The most promising aspect of a credit union loan is the interest rate ceiling of 18%, which applies to anyone, regardless of their credit score. A similar loan from a bank could run you as much as 36% interest.
That can make a huge difference in the payout you make on a bad credit loan. Let’s say you have a three-year, $10,000 loan. Here is the total repayment:
- 18% — $13,014.
- 36% — $16,489.
The chance to save more than $3,000 makes it worth looking into enrolling in a credit union. Almost all credit unions are actively looking for borrowers. If you can afford terms that match your credit history, you are likely to find a credit union somewhere willing to work with you.
If you are a veteran of the armed forces, you might want to approach the Navy Federal Credit Union or PenFed Credit Union. If you are a teacher or government worker, you might check out State Employees Credit Union or Schoolsfirst Credit Union.
Almost every consumer could qualify for some credit union. By joining, you could position yourself for much more favorable loan terms, regardless of your credit score.
Borrow from Family or Friends
This is dangerous from a relationship standpoint but makes a lot of sense from a financial and loan-anxiety standpoint because it should be easier to get approval and a break on terms.
Family and friends aren’t likely to put you through a grueling qualifying process and probably would cut you some slack on the interest rate charged compared to what you would get from lending institutions that make bad credit loans.
However, if you’re thinking about borrowing from family members or friends make sure to factor in what happens if you default. Not repaying a loan to a relative or close associate can poison relationships in ways that go far beyond a bad credit report.
Treat any loan from someone you know just as if it were an important business transaction between you and a stranger. That means it should be formalized with clear documentation and legally recorded. To avoid future problems, create a written contract that includes the loan terms and interest rate, and what will happen if you cannot repay the debt.
Get a Co-Signer
If borrowing from a friend or relative is not possible, you can still approach someone you know with good credit about co-signing on for a bad credit loan.

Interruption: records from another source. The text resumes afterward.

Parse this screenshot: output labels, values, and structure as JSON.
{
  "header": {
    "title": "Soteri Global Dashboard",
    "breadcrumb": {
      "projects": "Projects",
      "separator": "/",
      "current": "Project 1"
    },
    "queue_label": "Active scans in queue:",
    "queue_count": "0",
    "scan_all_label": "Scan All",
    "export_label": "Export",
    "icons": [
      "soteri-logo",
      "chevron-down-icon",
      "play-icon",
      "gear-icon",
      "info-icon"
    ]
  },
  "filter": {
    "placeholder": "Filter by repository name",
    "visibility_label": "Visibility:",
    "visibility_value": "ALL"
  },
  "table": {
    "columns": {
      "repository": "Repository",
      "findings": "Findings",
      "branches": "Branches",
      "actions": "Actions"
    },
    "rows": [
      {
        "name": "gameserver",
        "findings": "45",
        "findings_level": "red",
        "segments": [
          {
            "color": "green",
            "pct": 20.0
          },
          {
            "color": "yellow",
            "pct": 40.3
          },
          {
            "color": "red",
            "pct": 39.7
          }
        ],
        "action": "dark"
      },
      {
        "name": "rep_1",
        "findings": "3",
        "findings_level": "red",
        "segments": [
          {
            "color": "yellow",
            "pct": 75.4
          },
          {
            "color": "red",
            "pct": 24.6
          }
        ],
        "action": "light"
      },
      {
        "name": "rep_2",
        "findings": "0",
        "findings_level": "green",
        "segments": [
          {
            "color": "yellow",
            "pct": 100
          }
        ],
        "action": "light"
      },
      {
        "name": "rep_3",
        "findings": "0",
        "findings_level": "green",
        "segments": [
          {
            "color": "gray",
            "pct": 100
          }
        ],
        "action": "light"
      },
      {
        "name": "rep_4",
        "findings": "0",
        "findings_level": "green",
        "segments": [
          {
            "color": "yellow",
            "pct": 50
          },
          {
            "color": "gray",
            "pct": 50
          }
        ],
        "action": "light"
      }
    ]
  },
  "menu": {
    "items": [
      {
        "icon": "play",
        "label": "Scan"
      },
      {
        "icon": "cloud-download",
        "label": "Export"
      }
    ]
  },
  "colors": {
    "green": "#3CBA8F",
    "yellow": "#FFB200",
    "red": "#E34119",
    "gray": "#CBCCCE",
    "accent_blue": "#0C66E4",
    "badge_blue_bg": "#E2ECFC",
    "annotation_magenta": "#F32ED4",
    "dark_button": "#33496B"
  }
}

With a qualified co-signer, the lender will set the loan terms based on the credit score of the person with good credit, who will then be equally responsible for repayment. All payment information will be recorded on both your credit report and your co-signers, so if you default on the loan, or you’re late with payments, you both suffer. However, if you make timely payments, your own score will improve, making it easier to obtain future loans without a co-signer.
Home Equity Loan with Bad Credit
If you have equity in your home, you can apply for a home equity loan or home equity line of credit (HELOC). Your home is used as collateral, and home equity loans can be obtained regardless of your credit score. The interest rate is usually low because the loan is secured by the home. Also, the interest you pay on a home equity loan is usually tax-deductible.
It is important to remember that tapping your home equity puts your property in jeopardy if you don’t repay the debt. But if you are disciplined and have a reliable source of income, it is an inexpensive way to borrow from a reputable lender when you have bad credit.